The upshot of these market dislocations has been extremely heavy trading volumes in Vodafone shares. Yesterday, for example, nearly 182 million shares in the mobile operator changed hands, accounting for almost one share in each six traded on the stock exchange.

Index-tracking strategists, while holding their cards close to their chests, admitted that heavy dealing in Vodafone was likely to continue for some time. "The action for this has been going on for a few weeks and will be going on for a few weeks," said Alistair Harding-Smith, an index-tracking strategist at Barclays Global Investment, commenting on Vodafone share dealing. "We watch it very closely each time there's an index change."

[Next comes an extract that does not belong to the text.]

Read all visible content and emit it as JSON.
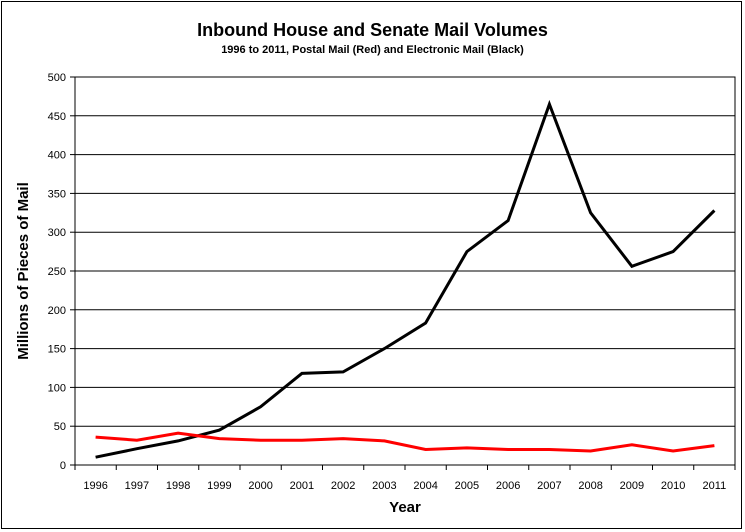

Although Vodafone lost 21p to close at 1269p, one trading director blamed the FTSE 100's 1.6 per cent fall on fund managers dumping other holdings in an attempt to partially redress underweight positions in Vodafone. "There are suspicions that some people have been unloading their weightings in the market and shifting into Vodafone," he said.

For non-index tracking fund managers like Schroder Investment Management - Vodafone's biggest shareholder - whether to buy more shares is a question of evaluating the stock's future potential.

"Everyone will be `underweight', all more than us," said Bill Baker, co-head of Schroder's UK Equity team. "Do we double our weighting when Vodafone stock has gone up fivehold? The first rule of fund management is whether it's good to buy the stock at these levels. Trackers will act differently."